Battery-ready solar power system interest continued to drop – 5% in July, 8% in June and 11% in May. Even though a solar battery can be added to just about any system, we ask this question on the quoting form to assist with system design.
Here we saw a significant increase, with 12% expressing an interest in battery storage being installed along with their solar power system. In June the figure was 9% and in May, 7% – prior to that it was often even lower. This was the highest level of interest since the auSSII report kicked off in 2017.
If you’re considering having a solar battery installed at the same time as your panels, you can use SQ’s very popular solar and battery calculator to help determine if energy storage makes financial sense for you.
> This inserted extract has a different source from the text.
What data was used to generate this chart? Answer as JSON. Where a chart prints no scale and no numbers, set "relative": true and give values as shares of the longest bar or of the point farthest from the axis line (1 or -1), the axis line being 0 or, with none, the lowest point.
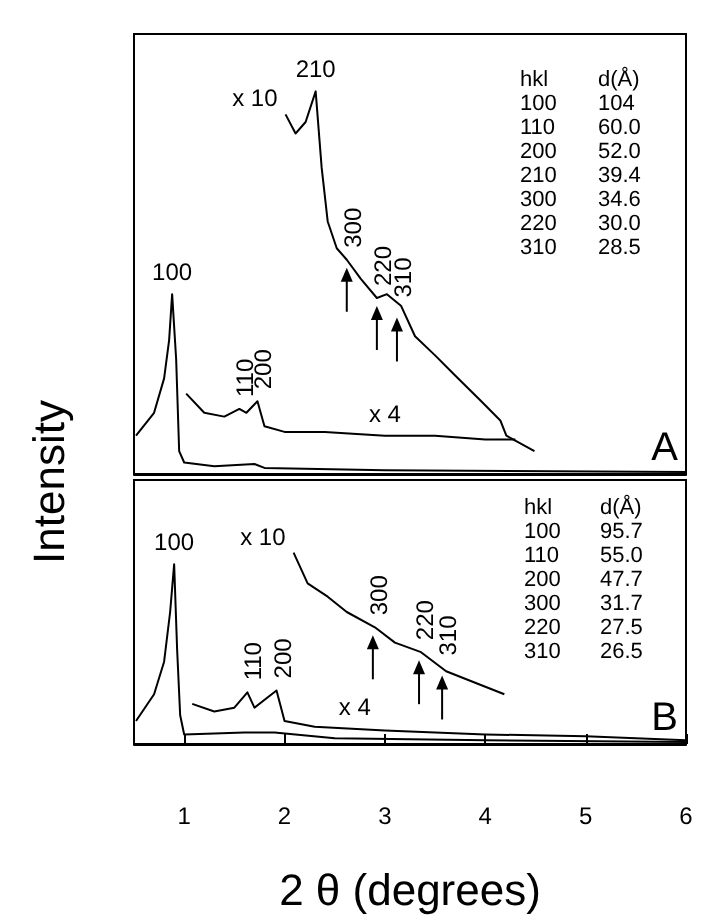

In the results, be sure to take note of how savings are affected by a battery and solar panels separately.
For those wanting a battery and who had a capacity in mind:
Just under 3% wanted a battery for backup as the primary application (5% in June, 6% May and 3% in April), while 39% mainly for minimising grid use (37% in June, 35% in May, 36% in April) and 58% for both applications (57% in June, 59% in May and 61% in April).
Little changed in July compared to June and May – 48% who knew their quarterly electricity bill costs noted between $500 and $1,000 on average. A smidge over 10% were paying $1,000 or more (10% in June and 11% in May)
The SolarQuotes quoting service matches prospective solar buyers with up to three pre-vetted solar power installation professionals participating in the SQ network – we put installers through the wringer so you don’t have to. The auSSII report is based on details provided during the quotes request process.